The Aristocats is largely an up-scale cat version of 101 Dalmatians minus the deliciously dastardly villain. Although it’s for the most part cute and cuddly, it muddles about on similar territory save for a few differences – some good, some not so good.
Set in Paris around the start of the 20th Century, Duchess (voiced by Eva Gabor) and her litter of kittens stand to become the richest cats in all the land upon the passing of their owner, a wealthy retired opera singer. That is unless Edgar, the butler, has anything to do with it. Edgar plots to become the sole inheritor by embarking on the simple yet dastardly plot of kidnapping Duchess and her offspring and making them “disappear.”
When the plan doesn’t go quite so accordingly, Duchess has an opportunity to make it back home thanks to an alley cat named Thomas O’Malley (Ken Anderson). Along the journey, the cats learn of the emerging sounds on the music scene, setting the stage for numerous cat-band numbers and arrangements.
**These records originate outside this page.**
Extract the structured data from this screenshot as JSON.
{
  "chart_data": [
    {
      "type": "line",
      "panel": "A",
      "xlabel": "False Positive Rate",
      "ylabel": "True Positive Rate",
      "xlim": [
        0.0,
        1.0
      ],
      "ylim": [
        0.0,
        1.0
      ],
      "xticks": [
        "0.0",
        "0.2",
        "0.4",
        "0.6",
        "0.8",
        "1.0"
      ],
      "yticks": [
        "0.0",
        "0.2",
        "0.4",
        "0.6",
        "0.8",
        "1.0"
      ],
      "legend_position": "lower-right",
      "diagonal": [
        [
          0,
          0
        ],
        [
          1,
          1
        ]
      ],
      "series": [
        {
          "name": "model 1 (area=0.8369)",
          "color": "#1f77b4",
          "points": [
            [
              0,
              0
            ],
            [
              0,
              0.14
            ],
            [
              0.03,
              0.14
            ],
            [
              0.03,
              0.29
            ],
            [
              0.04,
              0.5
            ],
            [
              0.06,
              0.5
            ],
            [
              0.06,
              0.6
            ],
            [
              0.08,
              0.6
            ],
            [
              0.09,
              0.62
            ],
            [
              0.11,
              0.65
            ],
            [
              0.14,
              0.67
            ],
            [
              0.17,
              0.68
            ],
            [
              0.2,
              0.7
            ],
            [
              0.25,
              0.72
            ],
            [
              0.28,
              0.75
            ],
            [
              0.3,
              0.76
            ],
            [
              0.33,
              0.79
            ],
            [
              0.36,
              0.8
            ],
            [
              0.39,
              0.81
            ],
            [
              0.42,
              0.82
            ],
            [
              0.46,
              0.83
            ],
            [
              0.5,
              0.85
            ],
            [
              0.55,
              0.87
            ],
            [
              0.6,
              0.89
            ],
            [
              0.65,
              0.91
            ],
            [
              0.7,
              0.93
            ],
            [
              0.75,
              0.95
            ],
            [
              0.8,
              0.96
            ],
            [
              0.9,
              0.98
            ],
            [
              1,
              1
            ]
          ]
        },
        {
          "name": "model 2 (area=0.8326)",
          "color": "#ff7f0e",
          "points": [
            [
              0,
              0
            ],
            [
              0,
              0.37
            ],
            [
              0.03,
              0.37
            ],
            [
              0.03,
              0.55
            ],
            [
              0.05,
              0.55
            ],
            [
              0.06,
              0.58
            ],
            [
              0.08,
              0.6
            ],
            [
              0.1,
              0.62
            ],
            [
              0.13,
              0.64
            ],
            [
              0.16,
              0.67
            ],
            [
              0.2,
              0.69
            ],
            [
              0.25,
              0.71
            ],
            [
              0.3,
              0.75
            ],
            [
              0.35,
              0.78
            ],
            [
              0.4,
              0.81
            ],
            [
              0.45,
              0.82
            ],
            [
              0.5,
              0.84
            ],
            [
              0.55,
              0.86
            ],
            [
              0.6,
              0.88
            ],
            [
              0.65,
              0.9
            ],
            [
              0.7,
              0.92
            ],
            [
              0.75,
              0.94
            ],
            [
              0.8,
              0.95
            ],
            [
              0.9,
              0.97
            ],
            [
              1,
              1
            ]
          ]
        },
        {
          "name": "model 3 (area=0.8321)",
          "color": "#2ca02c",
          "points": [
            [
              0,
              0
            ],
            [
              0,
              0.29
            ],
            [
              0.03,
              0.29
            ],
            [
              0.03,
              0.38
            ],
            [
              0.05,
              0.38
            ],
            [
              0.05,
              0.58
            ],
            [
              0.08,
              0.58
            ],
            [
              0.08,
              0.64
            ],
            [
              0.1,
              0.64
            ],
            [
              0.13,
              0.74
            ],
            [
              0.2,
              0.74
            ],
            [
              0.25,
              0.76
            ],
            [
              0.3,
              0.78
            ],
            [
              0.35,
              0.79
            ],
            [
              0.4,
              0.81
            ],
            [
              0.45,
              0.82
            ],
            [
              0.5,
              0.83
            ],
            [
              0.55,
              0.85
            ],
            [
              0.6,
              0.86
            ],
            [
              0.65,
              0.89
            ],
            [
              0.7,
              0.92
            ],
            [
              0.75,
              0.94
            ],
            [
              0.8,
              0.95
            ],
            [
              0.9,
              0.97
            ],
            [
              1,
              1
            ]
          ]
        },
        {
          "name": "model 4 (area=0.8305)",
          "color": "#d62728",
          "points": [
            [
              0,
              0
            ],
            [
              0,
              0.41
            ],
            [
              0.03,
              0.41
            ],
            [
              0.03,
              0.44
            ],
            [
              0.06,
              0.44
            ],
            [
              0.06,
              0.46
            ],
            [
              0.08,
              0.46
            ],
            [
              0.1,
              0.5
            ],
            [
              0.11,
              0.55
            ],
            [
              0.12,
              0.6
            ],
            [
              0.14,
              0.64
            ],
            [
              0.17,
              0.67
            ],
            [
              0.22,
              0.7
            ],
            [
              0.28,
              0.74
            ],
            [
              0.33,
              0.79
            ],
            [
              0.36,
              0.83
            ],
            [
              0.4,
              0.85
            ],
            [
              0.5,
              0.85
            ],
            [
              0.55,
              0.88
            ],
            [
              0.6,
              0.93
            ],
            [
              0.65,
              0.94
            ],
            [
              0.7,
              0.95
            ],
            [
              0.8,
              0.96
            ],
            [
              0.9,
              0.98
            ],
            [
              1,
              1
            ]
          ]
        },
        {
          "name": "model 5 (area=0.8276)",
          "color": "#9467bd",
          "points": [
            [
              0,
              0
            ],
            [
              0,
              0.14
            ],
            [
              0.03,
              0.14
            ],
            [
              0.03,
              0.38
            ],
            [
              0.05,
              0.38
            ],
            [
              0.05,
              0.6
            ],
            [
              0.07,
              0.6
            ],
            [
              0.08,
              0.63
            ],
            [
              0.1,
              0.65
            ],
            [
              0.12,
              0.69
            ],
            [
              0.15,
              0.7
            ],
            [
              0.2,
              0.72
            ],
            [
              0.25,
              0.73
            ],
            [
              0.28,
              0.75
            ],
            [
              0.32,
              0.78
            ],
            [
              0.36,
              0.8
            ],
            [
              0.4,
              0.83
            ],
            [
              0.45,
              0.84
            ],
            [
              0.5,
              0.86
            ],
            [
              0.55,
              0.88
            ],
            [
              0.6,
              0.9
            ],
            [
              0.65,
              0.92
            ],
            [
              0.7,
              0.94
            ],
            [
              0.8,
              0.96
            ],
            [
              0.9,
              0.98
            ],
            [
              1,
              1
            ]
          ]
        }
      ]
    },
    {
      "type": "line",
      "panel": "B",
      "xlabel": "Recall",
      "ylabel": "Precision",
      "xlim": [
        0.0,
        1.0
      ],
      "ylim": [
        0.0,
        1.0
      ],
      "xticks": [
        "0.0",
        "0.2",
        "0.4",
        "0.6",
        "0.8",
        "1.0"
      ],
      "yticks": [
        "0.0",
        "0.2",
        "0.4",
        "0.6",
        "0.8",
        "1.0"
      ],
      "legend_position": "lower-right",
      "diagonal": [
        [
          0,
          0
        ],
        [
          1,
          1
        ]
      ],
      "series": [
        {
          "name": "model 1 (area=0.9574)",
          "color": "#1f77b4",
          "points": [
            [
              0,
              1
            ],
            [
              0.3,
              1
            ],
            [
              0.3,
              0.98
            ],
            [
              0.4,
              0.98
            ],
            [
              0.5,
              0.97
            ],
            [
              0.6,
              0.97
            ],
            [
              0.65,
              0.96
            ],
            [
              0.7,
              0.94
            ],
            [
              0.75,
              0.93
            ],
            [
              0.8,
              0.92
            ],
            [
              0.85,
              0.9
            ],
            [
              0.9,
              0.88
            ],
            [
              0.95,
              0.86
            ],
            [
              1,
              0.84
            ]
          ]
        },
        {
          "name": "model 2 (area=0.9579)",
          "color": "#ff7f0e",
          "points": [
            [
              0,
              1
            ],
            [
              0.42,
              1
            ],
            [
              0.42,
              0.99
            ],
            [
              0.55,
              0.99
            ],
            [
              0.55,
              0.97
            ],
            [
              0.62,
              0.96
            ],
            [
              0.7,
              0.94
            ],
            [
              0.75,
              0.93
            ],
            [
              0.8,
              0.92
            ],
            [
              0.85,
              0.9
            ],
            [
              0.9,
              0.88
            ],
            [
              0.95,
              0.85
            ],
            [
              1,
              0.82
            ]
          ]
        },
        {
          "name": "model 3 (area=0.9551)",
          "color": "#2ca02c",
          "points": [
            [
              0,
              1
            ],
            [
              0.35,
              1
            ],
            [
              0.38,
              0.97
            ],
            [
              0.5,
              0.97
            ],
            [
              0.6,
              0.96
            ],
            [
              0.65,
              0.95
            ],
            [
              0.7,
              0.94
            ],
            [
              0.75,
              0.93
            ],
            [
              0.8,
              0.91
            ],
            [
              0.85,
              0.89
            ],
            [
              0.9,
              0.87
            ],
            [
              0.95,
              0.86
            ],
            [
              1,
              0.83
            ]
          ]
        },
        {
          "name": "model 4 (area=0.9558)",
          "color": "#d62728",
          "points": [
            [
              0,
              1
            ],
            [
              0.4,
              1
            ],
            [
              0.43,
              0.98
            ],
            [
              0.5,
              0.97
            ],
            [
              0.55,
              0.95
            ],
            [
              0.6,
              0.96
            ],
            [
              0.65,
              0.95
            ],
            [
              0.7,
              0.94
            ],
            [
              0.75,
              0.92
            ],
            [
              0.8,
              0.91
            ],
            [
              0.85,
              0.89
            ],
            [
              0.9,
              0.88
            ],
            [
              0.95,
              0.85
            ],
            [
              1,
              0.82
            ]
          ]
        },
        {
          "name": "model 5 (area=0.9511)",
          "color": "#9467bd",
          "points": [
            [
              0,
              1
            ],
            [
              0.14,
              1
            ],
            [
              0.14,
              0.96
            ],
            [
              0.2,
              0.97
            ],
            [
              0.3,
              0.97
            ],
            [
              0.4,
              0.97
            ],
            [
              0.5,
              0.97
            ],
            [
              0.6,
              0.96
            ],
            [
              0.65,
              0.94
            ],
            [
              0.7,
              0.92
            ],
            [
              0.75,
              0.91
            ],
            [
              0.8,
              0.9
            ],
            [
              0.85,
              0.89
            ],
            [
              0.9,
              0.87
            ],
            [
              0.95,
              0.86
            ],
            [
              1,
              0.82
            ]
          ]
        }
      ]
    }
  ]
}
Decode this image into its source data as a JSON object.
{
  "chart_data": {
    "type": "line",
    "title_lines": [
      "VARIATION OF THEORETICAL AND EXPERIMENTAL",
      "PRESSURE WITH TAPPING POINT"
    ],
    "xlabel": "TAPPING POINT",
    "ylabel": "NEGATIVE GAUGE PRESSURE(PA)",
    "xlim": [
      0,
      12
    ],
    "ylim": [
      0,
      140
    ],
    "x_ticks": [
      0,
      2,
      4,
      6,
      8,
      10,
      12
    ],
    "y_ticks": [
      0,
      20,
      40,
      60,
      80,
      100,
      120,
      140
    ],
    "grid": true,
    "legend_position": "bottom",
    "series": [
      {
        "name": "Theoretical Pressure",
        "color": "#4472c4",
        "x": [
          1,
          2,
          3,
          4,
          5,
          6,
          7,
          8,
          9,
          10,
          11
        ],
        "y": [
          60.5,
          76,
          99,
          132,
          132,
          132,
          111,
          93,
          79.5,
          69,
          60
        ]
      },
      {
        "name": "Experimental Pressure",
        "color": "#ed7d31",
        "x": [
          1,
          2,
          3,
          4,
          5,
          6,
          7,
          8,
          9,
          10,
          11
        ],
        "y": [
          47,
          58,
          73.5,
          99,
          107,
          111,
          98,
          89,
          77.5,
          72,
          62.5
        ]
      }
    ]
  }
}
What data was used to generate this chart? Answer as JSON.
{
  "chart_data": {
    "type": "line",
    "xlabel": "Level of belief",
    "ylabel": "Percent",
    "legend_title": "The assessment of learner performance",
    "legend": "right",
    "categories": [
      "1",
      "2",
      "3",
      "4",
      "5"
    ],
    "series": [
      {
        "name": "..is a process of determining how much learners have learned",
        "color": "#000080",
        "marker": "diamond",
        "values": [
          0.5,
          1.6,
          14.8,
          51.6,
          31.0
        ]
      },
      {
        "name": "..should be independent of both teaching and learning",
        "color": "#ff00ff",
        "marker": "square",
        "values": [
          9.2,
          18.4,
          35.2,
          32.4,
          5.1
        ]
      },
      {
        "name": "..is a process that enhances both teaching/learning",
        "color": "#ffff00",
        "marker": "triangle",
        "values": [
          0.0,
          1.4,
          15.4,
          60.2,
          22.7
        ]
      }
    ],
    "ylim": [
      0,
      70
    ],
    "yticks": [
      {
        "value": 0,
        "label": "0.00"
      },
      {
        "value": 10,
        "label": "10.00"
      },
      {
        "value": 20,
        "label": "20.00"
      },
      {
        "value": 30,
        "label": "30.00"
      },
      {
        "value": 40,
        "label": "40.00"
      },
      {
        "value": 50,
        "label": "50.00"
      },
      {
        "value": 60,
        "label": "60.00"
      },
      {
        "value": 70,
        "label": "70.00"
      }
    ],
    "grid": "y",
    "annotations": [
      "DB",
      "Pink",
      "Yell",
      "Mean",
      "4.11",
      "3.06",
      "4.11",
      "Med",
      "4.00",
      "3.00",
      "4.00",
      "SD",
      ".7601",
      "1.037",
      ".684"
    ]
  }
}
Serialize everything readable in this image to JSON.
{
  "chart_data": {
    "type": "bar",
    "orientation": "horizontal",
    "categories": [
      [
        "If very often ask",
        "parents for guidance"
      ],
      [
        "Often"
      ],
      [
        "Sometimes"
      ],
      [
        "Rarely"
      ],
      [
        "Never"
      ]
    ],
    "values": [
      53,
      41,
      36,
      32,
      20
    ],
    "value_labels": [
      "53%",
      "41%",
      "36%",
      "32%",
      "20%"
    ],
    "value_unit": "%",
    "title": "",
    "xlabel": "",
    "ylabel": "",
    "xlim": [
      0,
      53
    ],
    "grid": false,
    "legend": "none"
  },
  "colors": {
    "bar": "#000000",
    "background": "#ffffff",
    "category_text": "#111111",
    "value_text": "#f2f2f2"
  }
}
Like most of the classic Disney animated films, the musical numbers are a high point. They’re, for the most part lively, and build up the differences between the perceived uppitiness of Duchess’ opera world and the street-smart pizzazz of Thomas’ jazz friends.
The animation in The Aristocats seems to be taking a bit of a turn in the Disney style. It’s still very distinctly from the studio, but there’s more detail in both the backgrounds and in the characters that earlier Disney films. The psychedelics that come into play are also a lot of fun and certainly add a lot of energy to the story. And a lot of the time it needs it.
While The Aristocats is a lot of fun, the story can sometimes drag. There’s not a lot of action of slapstick, rather cats wandering about. If there was a slightly better sense of place, this might have been easier to overlook. The era is done very well, but it’s a little hard to buy the French backdrop when almost everyone sounds like they’re either from New York or London. This hurts the journey because without a good sense of place and the texture that that brings, I look to the action. If place isn’t important, it must be the events that are moving things forward. I don’t get this with The Aristocats.
The characters are great, the look is superb, there are bursts of energy, but the overall lack of action and place puts this feline film among the realm of average Disney animated classics. That means it’s still better than most cartoon features, but the replay value isn’t there like it is with some of Disney’s better animated efforts.
The Aristocats DVD Review
The special edition release of The Artisocats is a much jazzy and snazzier version compared to the relatively feature-less release from several years ago. The film is presented in its original aspect ratio of 1.75:1 and audio is in Dolby Digital 5.1 Surround Sound. Both are great, with the picture being very vibrant and clear. The sound really brings the songs alive. There’s also French and Spanish audio tracks and English subtitles.
Extras include a deleted song titled “She Never Felt Alone,” which is accompanied by commentary from Richard M. Sherman, storyboards and behind-the-scenes pictures. You can choose to jump directly to specific songs in the film with or without the lyrics. There’s two video games: a virtual kitten activity for DVD-ROM users and an instrument-identity game that can be played through DVD players. Both are quite simple and basic for adult users, but might entertain the little ones. “The Great Cat Family” is a 13-minute excerpt from a 1956 episode of The Wonderful World of Disney. The song-writing Sherman brothers are the subject of their own featurette The Aristocrats of Disney Songs. The DVD is rounded out with a scrapbook of images and drawings, a Silly Symphonies short called Bath Day starring Figaro the cat and Minnie Mouse, previews for 101 Dalmatians, Wall-E, Sleeping Beauty, The Little Mermaid: Ariel’s Beginning, Twitches Two, Snow Buddies and a handful of others for DVDs being released based on Playhouse Disney shows.